From: Cong Wang <amwang@redhat.com>
To: Octavian Purdila <opurdila@ixiacom.com>
Cc: David Miller <davem@davemloft.net>,
Linux Kernel Network Developers <netdev@vger.kernel.org>,
Linux Kernel Developers <linux-kernel@vger.kernel.org>,
Neil Horman <nhorman@tuxdriver.com>,
Eric Dumazet <eric.dumazet@gmail.com>
Subject: Re: [net-next PATCH v4 3/3] net: reserve ports for applications using fixed port numbers
Date: Tue, 16 Feb 2010 17:37:04 +0800 [thread overview]
Message-ID: <4B7A6740.1000701@redhat.com> (raw)
In-Reply-To: <1266271241-6293-4-git-send-email-opurdila@ixiacom.com>
Octavian Purdila wrote:
> This patch introduces /proc/sys/net/ipv4/ip_local_reserved_ports
> (bitmap type) which allows users to reserve ports for third-party
> applications.
>
> The reserved ports will not be used by automatic port assignments
> (e.g. when calling connect() or bind() with port number 0). Explicit
> port allocation behavior is unchanged.
>
> Signed-off-by: Octavian Purdila <opurdila@ixiacom.com>
> Signed-off-by: WANG Cong <amwang@redhat.com>
> Cc: Neil Horman <nhorman@tuxdriver.com>
> Cc: Eric Dumazet <eric.dumazet@gmail.com>
> ---
> Documentation/networking/ip-sysctl.txt | 12 ++++++++++++
> drivers/infiniband/core/cma.c | 7 ++++++-
> include/net/ip.h | 6 ++++++
> net/ipv4/af_inet.c | 8 +++++++-
> net/ipv4/inet_connection_sock.c | 6 ++++++
> net/ipv4/inet_hashtables.c | 2 ++
> net/ipv4/sysctl_net_ipv4.c | 17 +++++++++++++++++
> net/ipv4/udp.c | 3 ++-
> net/sctp/socket.c | 2 ++
> 9 files changed, 60 insertions(+), 3 deletions(-)
>
> diff --git a/Documentation/networking/ip-sysctl.txt b/Documentation/networking/ip-sysctl.txt
> index 2dc7a1d..23be7a4 100644
> --- a/Documentation/networking/ip-sysctl.txt
> +++ b/Documentation/networking/ip-sysctl.txt
> @@ -564,6 +564,18 @@ ip_local_port_range - 2 INTEGERS
> (i.e. by default) range 1024-4999 is enough to issue up to
> 2000 connections per second to systems supporting timestamps.
>
> +ip_local_reserved_ports - BITMAP of 65536 ports
> + Specify the ports which are reserved for known third-party
> + applications. These ports will not be used by automatic port assignments
> + (e.g. when calling connect() or bind() with port number 0). Explicit
> + port allocation behavior is unchanged.
> +
> + Reserving ports is done by writing positive numbers in this proc entry,
> + clearing them is done by writing negative numbers (e.g. 8080 reserves
> + port number, -8080 makes it available for automatic assignment again).
> +
> + Default: Empty
> +
> ip_nonlocal_bind - BOOLEAN
> If set, allows processes to bind() to non-local IP addresses,
> which can be quite useful - but may break some applications.

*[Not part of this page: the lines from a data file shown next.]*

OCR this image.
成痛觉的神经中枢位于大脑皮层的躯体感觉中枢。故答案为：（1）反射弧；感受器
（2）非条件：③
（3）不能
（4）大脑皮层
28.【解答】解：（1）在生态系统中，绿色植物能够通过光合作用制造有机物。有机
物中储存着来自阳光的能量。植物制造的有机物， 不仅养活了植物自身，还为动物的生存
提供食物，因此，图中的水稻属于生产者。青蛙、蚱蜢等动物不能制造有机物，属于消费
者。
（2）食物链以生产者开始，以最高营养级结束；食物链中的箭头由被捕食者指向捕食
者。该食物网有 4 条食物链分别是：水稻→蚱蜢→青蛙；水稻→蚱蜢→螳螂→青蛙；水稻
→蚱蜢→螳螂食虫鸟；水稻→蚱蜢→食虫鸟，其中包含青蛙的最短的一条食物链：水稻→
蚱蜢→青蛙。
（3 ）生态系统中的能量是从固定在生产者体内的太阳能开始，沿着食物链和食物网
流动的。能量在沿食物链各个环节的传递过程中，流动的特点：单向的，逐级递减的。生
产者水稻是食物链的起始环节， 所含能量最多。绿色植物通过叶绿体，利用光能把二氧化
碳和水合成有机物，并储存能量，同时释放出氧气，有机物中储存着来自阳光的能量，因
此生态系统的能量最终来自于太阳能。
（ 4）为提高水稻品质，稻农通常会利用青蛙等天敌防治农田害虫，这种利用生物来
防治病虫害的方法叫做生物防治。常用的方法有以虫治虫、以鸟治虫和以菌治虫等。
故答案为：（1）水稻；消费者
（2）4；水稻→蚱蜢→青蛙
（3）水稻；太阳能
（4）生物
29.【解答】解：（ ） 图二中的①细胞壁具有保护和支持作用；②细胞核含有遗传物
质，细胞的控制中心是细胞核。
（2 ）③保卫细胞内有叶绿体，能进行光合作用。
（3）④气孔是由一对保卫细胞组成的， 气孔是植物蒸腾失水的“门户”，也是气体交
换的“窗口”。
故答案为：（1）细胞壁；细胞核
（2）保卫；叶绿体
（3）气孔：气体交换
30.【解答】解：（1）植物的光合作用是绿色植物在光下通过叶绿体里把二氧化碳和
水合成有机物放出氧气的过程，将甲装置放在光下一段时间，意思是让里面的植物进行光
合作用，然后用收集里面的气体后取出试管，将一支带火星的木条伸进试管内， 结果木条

> diff --git a/drivers/infiniband/core/cma.c b/drivers/infiniband/core/cma.c
> index cc9b594..8248fc6 100644
> --- a/drivers/infiniband/core/cma.c
> +++ b/drivers/infiniband/core/cma.c
> @@ -1979,6 +1979,8 @@ retry:
> /* FIXME: add proper port randomization per like inet_csk_get_port */
> do {
> ret = idr_get_new_above(ps, bind_list, next_port, &port);
> + if (inet_is_reserved_local_port(port))
> + ret = -EAGAIN;
> } while ((ret == -EAGAIN) && idr_pre_get(ps, GFP_KERNEL));
>
> if (ret)
> @@ -2997,10 +2999,13 @@ static int __init cma_init(void)
> {
> int ret, low, high, remaining;
>
> - get_random_bytes(&next_port, sizeof next_port);
> inet_get_local_port_range(&low, &high);
> +again:
> + get_random_bytes(&next_port, sizeof next_port);
> remaining = (high - low) + 1;
> next_port = ((unsigned int) next_port % remaining) + low;
> + if (inet_is_reserved_local_port(next_port))
> + goto again;
>
> cma_wq = create_singlethread_workqueue("rdma_cm");
> if (!cma_wq)
> diff --git a/include/net/ip.h b/include/net/ip.h
> index fb63371..2e24256 100644
> --- a/include/net/ip.h
> +++ b/include/net/ip.h
> @@ -184,6 +184,12 @@ extern struct local_ports {
> } sysctl_local_ports;
> extern void inet_get_local_port_range(int *low, int *high);
>
> +extern unsigned long *sysctl_local_reserved_ports;
> +static inline int inet_is_reserved_local_port(int port)
> +{
> + return test_bit(port, sysctl_local_reserved_ports);
> +}
> +
> extern int sysctl_ip_default_ttl;
> extern int sysctl_ip_nonlocal_bind;
>
> diff --git a/net/ipv4/af_inet.c b/net/ipv4/af_inet.c
> index 7d12c6a..06810b0 100644
> --- a/net/ipv4/af_inet.c
> +++ b/net/ipv4/af_inet.c
> @@ -1546,9 +1546,13 @@ static int __init inet_init(void)
>
> BUILD_BUG_ON(sizeof(struct inet_skb_parm) > sizeof(dummy_skb->cb));
>
> + sysctl_local_reserved_ports = kzalloc(65536 / 8, GFP_KERNEL);
> + if (!sysctl_local_reserved_ports)
> + goto out;
> +
I think we should also consider the ports in ip_local_port_range,
since we can only reserve the ports in that range.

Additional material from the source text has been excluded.